Many sources that are filled with hate like to use those of the Transgender community as poster children to say “Look at this!”. Ignoring the truth behind the full journey. So I would like to talk about De-Transitioning and do it with a true story. I do not wish to make light of the serious nature of this topic.
This story is about me and facing this very same question at times. I am not the only Transgender person who faces this dilemma.
You see at one point I thought I had it all. I even had rose-colored glasses on only seeing the positive in my life. While meanwhile, everything, in reality, was nothing but an absolute mess. I existed in a space where I fought with myself and dealt with the great depression inside. A lot of that depression was caused by another person and their actions. But I was blinded always thinking it was me.
Life can be a bit of an unpredictable journey. Sometimes choices are made that lead to other ones. Resulting in a destination that we may never planned for. I was in a relationship that was very ill, more than I could have ever planned. But in saying that it was not all bad. I loved that person with all my heart even though that person was an agent of destruction. They might not have even loved me as much as I loved them. But that does not change that there were some amazing parts on that journey with that person.
Relationships can be very tricky in any person’s life. That journey can be brought to a very rough patch when it is ending. This does not change if you are Transgender or CIS. The difference is that when my last relationship ended I chose myself over everything and everyone. Living with the chaos of trying to navigate Cis life when you are Transgender is beyond hard in life. When I decided to transition while it may have been very selfish it was all about ending the chaos that I was dealing with.
The cost that many people might not understand is the loss of so many different areas of a person’s life. I lost 95% of my Family and Friends. That is a cost that people are not always prepaid for or even able to handle when it happens. De-Transition then enters your mind because some of those that you lost are important. So you begin to think “What if”. I even think this during dreams and hard times. “What if” I returned to what everyone thinks I should be. This is also part of what they don’t understand that “Going back” is a slow death (at least for me). But, the overwhelming desire to return to a social life that you once knew. Where it was free from the hate that faces the transgender community. But, what you are missing is that you return to the inward hate for yourself.
To be honest, I would give anything to feel loved by a consenting adult as well as being able to love that person. But, returning to what once was could never happen, that was just too toxic. Even though there is always a special place in my heart for that person. I have wonderful memories with that person and it weighs the same as the lost friends. So when we look at De-Transition this sense of loss is very real. It can even invade dreams as the desire and memories of the past can play a large part in them. I need to say that Transition also takes place in your sense of self. Which can play havoc on finding someone that you are compatible with.
With the loss of social contacts, this can be a bit daunting to make new ones. This also can be a big draw for De-Transitioning as your mental health remains more stable with reliable social networks. There is also an issue called passing if a person does not “look” (i.e. passing) like the gender that they identify with. It can be harder for that person to find those new social networks.
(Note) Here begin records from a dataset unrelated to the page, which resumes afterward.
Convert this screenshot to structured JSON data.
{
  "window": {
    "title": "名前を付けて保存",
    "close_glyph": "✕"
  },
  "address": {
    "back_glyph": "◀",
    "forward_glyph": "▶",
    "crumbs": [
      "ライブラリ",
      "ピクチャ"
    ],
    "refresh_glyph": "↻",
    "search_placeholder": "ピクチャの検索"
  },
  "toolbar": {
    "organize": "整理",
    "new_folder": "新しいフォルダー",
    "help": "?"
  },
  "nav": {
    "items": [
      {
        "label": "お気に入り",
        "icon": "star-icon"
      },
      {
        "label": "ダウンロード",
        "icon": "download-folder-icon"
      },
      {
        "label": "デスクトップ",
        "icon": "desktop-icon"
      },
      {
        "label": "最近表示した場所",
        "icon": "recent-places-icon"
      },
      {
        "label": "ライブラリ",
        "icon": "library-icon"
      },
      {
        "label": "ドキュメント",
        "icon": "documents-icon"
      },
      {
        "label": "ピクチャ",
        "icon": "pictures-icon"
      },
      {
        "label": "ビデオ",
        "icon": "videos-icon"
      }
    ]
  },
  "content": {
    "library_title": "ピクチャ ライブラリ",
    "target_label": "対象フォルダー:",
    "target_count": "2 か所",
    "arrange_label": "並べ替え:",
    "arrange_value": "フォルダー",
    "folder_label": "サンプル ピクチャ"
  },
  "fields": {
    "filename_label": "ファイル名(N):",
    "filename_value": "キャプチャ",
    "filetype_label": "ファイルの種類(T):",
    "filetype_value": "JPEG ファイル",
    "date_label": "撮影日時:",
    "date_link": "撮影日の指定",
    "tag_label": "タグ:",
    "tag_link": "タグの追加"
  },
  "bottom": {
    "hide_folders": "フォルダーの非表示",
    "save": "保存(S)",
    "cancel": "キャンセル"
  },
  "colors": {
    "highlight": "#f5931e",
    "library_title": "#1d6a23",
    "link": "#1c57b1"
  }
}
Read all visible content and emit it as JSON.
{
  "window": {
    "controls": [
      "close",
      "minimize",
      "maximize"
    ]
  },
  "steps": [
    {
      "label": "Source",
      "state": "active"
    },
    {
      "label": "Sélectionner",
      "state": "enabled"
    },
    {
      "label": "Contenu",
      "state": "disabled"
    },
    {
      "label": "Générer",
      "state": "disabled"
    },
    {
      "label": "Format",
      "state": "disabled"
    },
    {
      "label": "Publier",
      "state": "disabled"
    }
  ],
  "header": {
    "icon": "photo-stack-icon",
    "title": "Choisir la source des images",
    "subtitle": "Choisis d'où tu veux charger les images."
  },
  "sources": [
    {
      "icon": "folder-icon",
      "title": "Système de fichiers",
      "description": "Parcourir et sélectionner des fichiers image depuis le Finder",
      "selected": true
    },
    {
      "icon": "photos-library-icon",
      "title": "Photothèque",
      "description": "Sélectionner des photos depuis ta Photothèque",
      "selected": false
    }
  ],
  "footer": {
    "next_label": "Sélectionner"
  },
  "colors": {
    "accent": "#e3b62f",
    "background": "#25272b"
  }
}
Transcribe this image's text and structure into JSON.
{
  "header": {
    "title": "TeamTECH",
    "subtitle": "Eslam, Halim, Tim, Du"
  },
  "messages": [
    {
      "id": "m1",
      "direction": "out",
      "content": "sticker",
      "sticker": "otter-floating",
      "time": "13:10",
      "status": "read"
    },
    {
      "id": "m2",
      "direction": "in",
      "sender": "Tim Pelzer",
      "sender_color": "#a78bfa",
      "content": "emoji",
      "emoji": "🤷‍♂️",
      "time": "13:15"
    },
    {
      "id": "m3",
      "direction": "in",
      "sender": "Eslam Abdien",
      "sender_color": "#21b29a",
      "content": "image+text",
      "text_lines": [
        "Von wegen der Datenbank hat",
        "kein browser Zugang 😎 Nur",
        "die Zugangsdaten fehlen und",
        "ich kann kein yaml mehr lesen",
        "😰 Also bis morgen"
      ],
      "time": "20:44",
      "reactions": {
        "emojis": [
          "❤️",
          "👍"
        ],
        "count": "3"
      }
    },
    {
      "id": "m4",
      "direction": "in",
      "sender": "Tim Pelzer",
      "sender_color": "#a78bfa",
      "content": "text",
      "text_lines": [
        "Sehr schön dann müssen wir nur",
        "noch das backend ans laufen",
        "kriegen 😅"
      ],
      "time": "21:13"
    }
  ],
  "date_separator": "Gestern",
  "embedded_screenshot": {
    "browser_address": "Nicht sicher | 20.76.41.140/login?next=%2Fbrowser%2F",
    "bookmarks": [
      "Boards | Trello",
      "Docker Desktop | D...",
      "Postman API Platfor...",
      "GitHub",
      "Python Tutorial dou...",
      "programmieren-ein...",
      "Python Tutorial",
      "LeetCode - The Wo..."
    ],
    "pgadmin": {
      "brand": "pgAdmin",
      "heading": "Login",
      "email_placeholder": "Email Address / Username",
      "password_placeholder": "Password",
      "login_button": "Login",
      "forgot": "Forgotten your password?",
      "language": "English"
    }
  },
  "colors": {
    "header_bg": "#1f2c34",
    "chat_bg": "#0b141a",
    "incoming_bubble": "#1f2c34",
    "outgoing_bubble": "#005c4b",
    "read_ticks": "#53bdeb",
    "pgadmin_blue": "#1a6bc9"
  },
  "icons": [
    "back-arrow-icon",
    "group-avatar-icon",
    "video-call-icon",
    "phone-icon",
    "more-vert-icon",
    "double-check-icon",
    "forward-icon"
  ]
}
Next, we need to talk about safety. It is easier to understand than one might think. Let’s look at Transwomen who right now are being targeted by politicians around the world. This type of pressure places the De-transition at a very favorable option if other pressures are present. But there is a new pressure that comes with the de-transition that is not looked at by most. It is even ignored by those who use a person that de-transitions as a poster child. That is the person who does de-transitions will be the focal point of statements such as “I knew it wasn’t real” or “See it was a mental health disorder, I hope you are getting help”. Which acts as an anchor dragging a person down. It can even lead to suicidal thoughts as the person might not feel like there is any hope for them.
We also need to look at employment-based issues. When I started my medical transition my employer at the time did not like the idea and when I needed time away due to my relationship ending the way it did. When I was ready to return I was not welcomed back. This is not the same as being fired nor was it the same as quitting. There was just a way for them not to give me hours or even when I re-applied heard nothing from them. Is it hard to find employment, oh my is it ever? What also happens is that this lack of true full-time and skilled employment can be very difficult and causes stress. Sometimes depending on where you are in the world this also can be life threatening.
I am lucky to say that for me I am happy with my life and without the chaos that comes with hiding. I have a wonderful social network and close friends. I do not want to make light of this issue, in fact, it is very serious. If you know of someone struggling help them by supporting them in their life. Support comes with more than words, it comes with real actions.